Pain

in life •  8 years ago 

I’ve never really given much thought to pain. Thankfully in my life I haven’t experienced much of it. In fact when someone asked me today if I have a high tolerance for pain, I didn’t even know how to answer. Does anyone? There is no way to compare my pain to yours as I can never feel what you feel. Does your skin feel the same way my skin feels? Does your heart hurt the same way mine does? I will only ever feel my own pain so I will never know the answer.

This morning as I was about to leave for work I quickly became in, what to me was, an immense amount of pain. As I was climbing back over the fence after checking the chickens, I felt a strong burst of pain and began clutching my lower abdomen and bent over in discomfort as I walked as swiftly as I could back to the house. I went to the bathroom and yelled to my boyfriend to start googling possible explanations for this sudden, intense onset of agony. Was it my appendix? Did I have a cyst? Did I just need to take a poo? Nothing quite made sense. As I lay on the floor I thought of the possibilities and what I could do to alleviate my torture.

Matt was reading out loud the experiences of others with pain similar to mine. Most said that their pain subsided within hours. I could handle that, I thought. And if it gets worse or persists well then I would know to seek professional help. I managed to bring myself back to the bedroom and laid down to find comfort. As he lay next to me I asked him how long he would miss me if I died. A joke of course he did not think was all that funny. Within the hour the pain had substantially subsided and I made my way to work. On the drive I couldn’t get the thought out of my head. Do I have a high pain tolerance?

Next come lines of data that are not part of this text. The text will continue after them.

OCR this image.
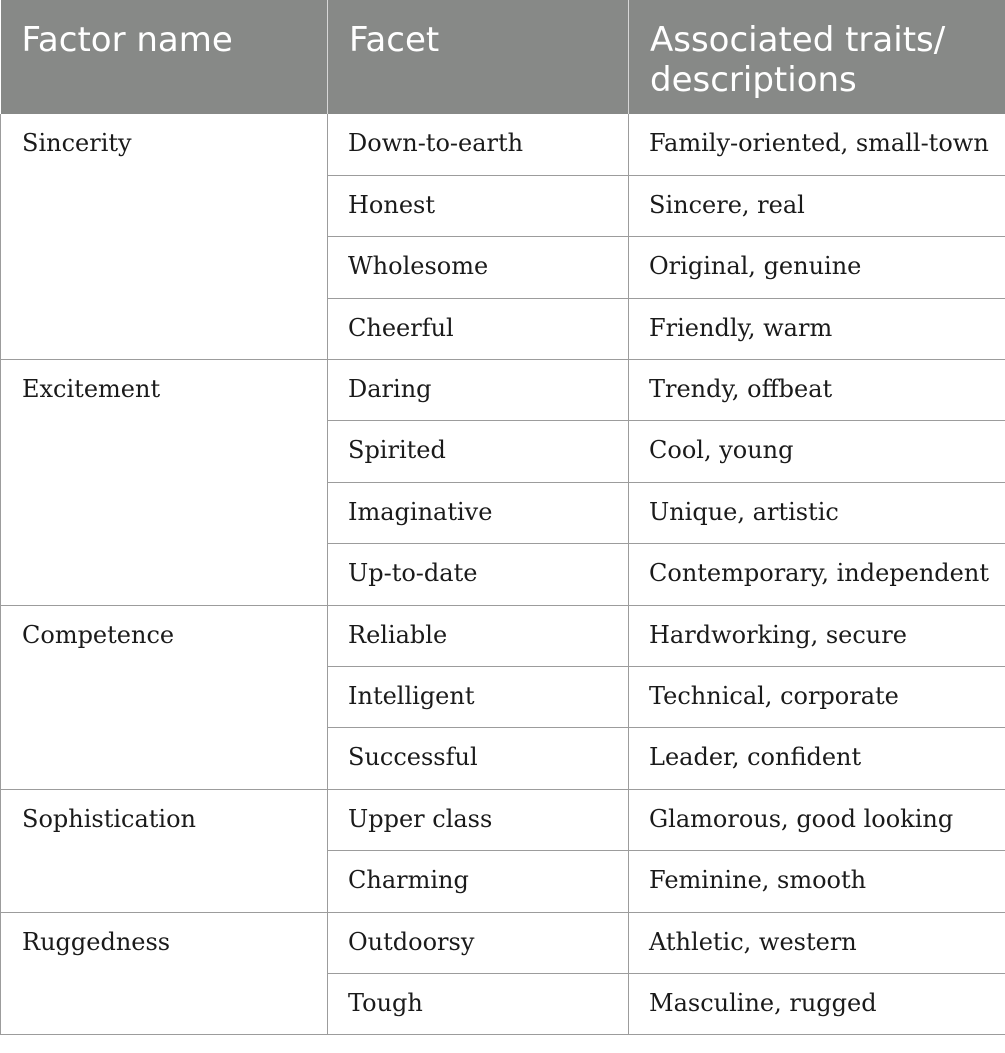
Factor name	Facet	Associated traits/ descriptions
Sincerity	Down-to-earth	Family-oriented, small-town
	Honest	Sincere, real
	Wholesome	Original, genuine
	Cheerful	Friendly, warm
Excitement	Daring	Trendy, offbeat
	Spirited	Cool, young
	Imaginative	Unique, artistic
	Up-to-date	Contemporary, independent
Competence	Reliable	Hardworking, secure
	Intelligent	Technical, corporate
	Successful	Leader, confident
Sophistication	Upper class	Glamorous, good looking
	Charming	Feminine, smooth
Ruggedness	Outdoorsy	Athletic, western
	Tough	Masculine, rugged
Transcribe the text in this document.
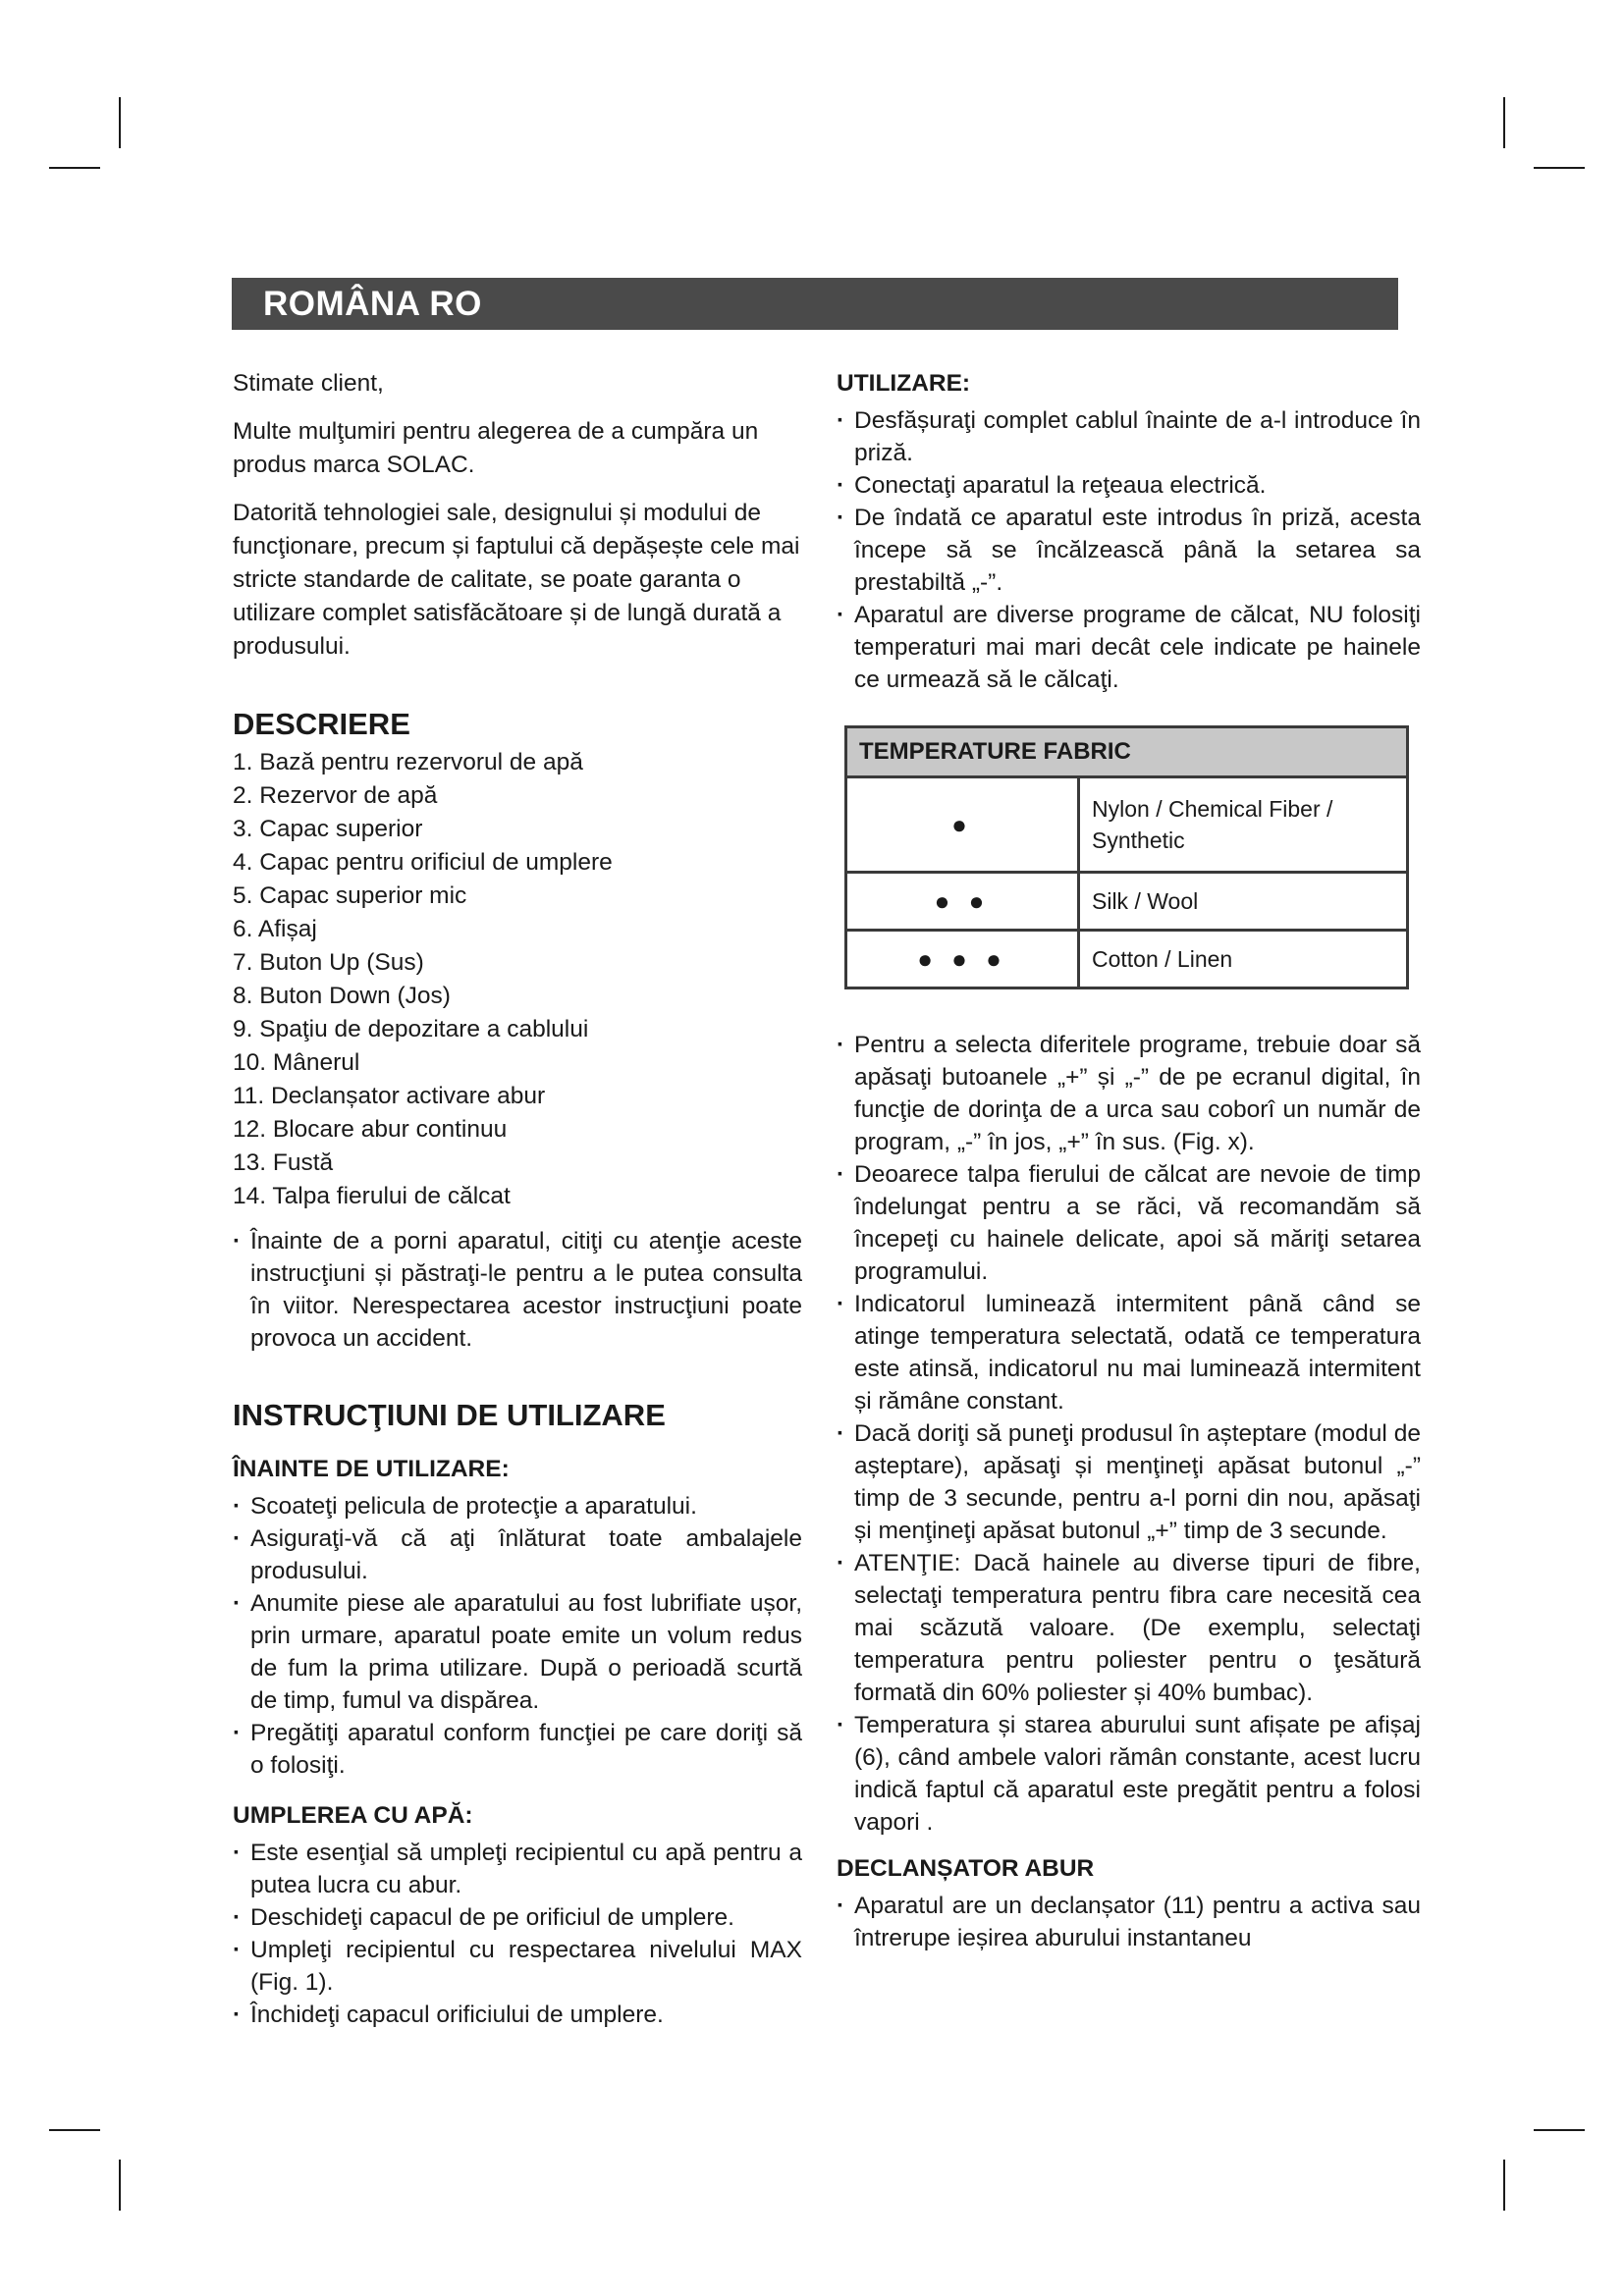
ROMÂNA RO

Stimate client,

Multe mulţumiri pentru alegerea de a cumpăra un produs marca SOLAC.

Datorită tehnologiei sale, designului și modului de funcţionare, precum și faptului că depășește cele mai stricte standarde de calitate, se poate garanta o utilizare complet satisfăcătoare și de lungă durată a produsului.

DESCRIERE
1. Bază pentru rezervorul de apă
2. Rezervor de apă
3. Capac superior
4. Capac pentru orificiul de umplere
5. Capac superior mic
6. Afișaj
7. Buton Up (Sus)
8. Buton Down (Jos)
9. Spaţiu de depozitare a cablului
10. Mânerul
11. Declanșator activare abur
12. Blocare abur continuu
13. Fustă
14. Talpa fierului de călcat
· Înainte de a porni aparatul, citiţi cu atenţie aceste instrucţiuni și păstraţi-le pentru a le putea consulta în viitor. Nerespectarea acestor instrucţiuni poate provoca un accident.
INSTRUCŢIUNI DE UTILIZARE
ÎNAINTE DE UTILIZARE:
· Scoateţi pelicula de protecţie a aparatului.
· Asiguraţi-vă că aţi înlăturat toate ambalajele produsului.
· Anumite piese ale aparatului au fost lubrifiate ușor, prin urmare, aparatul poate emite un volum redus de fum la prima utilizare. După o perioadă scurtă de timp, fumul va dispărea.
· Pregătiţi aparatul conform funcţiei pe care doriţi să o folosiţi.
UMPLEREA CU APĂ:
· Este esenţial să umpleţi recipientul cu apă pentru a putea lucra cu abur.
· Deschideţi capacul de pe orificiul de umplere.
· Umpleţi recipientul cu respectarea nivelului MAX (Fig. 1).
· Închideţi capacul orificiului de umplere.
UTILIZARE:
· Desfășuraţi complet cablul înainte de a-l introduce în priză.
· Conectaţi aparatul la reţeaua electrică.
· De îndată ce aparatul este introdus în priză, acesta începe să se încălzească până la setarea sa prestabiltă „-”.
· Aparatul are diverse programe de călcat, NU folosiţi temperaturi mai mari decât cele indicate pe hainele ce urmează să le călcaţi.
TEMPERATURE FABRIC	
●	Nylon / Chemical Fiber / Synthetic
● ●	Silk / Wool
● ● ●	Cotton / Linen
· Pentru a selecta diferitele programe, trebuie doar să apăsaţi butoanele „+” și „-” de pe ecranul digital, în funcţie de dorinţa de a urca sau coborî un număr de program, „-” în jos, „+” în sus. (Fig. x).
· Deoarece talpa fierului de călcat are nevoie de timp îndelungat pentru a se răci, vă recomandăm să începeţi cu hainele delicate, apoi să măriţi setarea programului.
· Indicatorul luminează intermitent până când se atinge temperatura selectată, odată ce temperatura este atinsă, indicatorul nu mai luminează intermitent și rămâne constant.
· Dacă doriţi să puneţi produsul în așteptare (modul de așteptare), apăsaţi și menţineţi apăsat butonul „-” timp de 3 secunde, pentru a-l porni din nou, apăsaţi și menţineţi apăsat butonul „+” timp de 3 secunde.
· ATENŢIE: Dacă hainele au diverse tipuri de fibre, selectaţi temperatura pentru fibra care necesită cea mai scăzută valoare. (De exemplu, selectaţi temperatura pentru poliester pentru o ţesătură formată din 60% poliester și 40% bumbac).
· Temperatura și starea aburului sunt afișate pe afișaj (6), când ambele valori rămân constante, acest lucru indică faptul că aparatul este pregătit pentru a folosi vapori .
DECLANȘATOR ABUR
· Aparatul are un declanșator (11) pentru a activa sau întrerupe ieșirea aburului instantaneu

It reminded me of my first encounter with stinging nettle a couple of months ago. I was in the garden with Matt, digging potatoes for market. All of a sudden my leg just started burning! It was the strangest thing. Again I yelled at him and asked the pro, what in the garden could possibly do this to me. He looked around and said that it was most likely the stinging nettle I was standing on. ‘What the hell is stinging nettle?’ I screamed back at him. He answered but kept working which just infuriated me even more. I was in pain! Why wasn’t he doing anything? He assured me it would go away quickly. What does quickly mean? That is all I cared about. Would I need to endure this for the day, for the next hour? I didn’t know if I could handle that. Thankfully stinging nettle is a very short lived sting and within minutes I could not feel the pain. What a rush! I felt strong for having endured and realised that short lasting pain was very easy to tackle. But for those moments before, when I did not know the duration the pain would last, it felt unbearable.

I may not know if my tolerance for pain is high or low, but I do know that it is short. I can tolerate pain that I know will end. I can concentrate on the light at the end and the belief that the pain will go away and I will feel relief, I will feel joy and I will feel myself again. But what about when you don’t know how long the pain will last? That is a burden I would not wish on anyone but that many people experience.

I know someone in pain. They have been in pain for a long time. It is not a physical pain that they struggle with but an internal pain. You can’t see it, you can’t explain it, but you know that it is there. He is much stronger than I. He has dealt with his secret pain for so long and he endures it but as time goes on and the pain does not leave, I know that it is getting harder. Depression is no different than any other illness. You feel pain, and you look for a way to relieve that pain. You wonder if it will last, if it is a phase, or if it will ever go away. To this person, and anyone else struggling in pain, please know that your pain is real. I do not know the solution, I don’t know if it will ever go away, but I will walk with you every day and search down every avenue to find your relief, your joy, and yourself again. I believe we can find a cure, please have the strength to keep looking with me. I love you with all my heart, and I am so sorry you are in pain.